Still looking straight ahead, he asks, “Do you want it?”

“Yes.”

He turns to her, then, lambent eyes holding nothing but love and hope.

The tears are shockingly sudden, bubbling up from a decades-old well she thought she’d capped forever — every dark, curdled feeling and fear about losing him, in every way, all over again. All of the terror, anger and heartbreak of the last few days; the soul-deep weariness; the hideous, twisted grief over their son; the mechanical relentlessness of the questioning they’d endured from various law-enforcement agencies since last night; the fact that they can’t go home yet; the fact that when they do, it will be something akin to being shoved out an airplane without parachutes, miraculously landing physically unharmed but emotionally and spiritually traumatized in a dozen fresh new ways.

He pulls her to him, and she feels his tears soaking the back of her head, her neck, dripping into her collar, even as hers soak the front of his shirt.

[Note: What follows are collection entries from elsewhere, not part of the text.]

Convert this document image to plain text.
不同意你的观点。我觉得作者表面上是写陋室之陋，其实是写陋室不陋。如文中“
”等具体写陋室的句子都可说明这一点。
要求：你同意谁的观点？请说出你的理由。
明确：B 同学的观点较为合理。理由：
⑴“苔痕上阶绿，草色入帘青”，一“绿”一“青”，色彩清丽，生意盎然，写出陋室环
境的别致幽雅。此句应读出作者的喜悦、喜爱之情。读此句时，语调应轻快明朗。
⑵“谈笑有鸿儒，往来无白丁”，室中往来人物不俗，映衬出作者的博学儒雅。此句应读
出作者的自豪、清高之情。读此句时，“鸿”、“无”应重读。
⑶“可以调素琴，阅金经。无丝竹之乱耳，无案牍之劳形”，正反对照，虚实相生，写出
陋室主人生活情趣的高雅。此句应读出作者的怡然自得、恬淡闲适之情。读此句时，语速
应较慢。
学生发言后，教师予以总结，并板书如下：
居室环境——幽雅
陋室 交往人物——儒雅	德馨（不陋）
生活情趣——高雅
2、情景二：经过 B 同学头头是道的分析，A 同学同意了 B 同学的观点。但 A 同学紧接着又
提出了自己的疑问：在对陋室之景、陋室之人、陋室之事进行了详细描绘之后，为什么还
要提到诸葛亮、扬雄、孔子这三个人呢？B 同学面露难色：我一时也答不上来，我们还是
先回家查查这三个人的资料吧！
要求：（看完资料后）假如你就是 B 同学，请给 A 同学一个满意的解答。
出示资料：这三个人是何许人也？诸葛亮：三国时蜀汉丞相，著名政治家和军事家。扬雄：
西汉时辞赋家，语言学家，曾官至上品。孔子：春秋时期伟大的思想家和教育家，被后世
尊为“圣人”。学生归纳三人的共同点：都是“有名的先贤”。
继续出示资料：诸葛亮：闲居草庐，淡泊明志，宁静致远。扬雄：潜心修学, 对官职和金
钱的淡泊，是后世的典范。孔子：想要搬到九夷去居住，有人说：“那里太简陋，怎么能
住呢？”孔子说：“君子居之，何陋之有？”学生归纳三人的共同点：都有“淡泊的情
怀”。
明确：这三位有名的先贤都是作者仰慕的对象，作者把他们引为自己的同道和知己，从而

The poor bastard of a rookie cop just drives, and it’s hard to tell how long they sit there in the back of her Crown Vic before either of them is able to realize that they’re parked at the motel, probably have been for some time.

They pull it together enough to thank her for the ride, stagger inside as if joined together at the torso and shoulder, and collapse on the bed. They don’t speak; there aren’t any words. Twined together, at last accepting how inextricable they are from each other, they sleep.

For the first time in so long — so long — they sleep.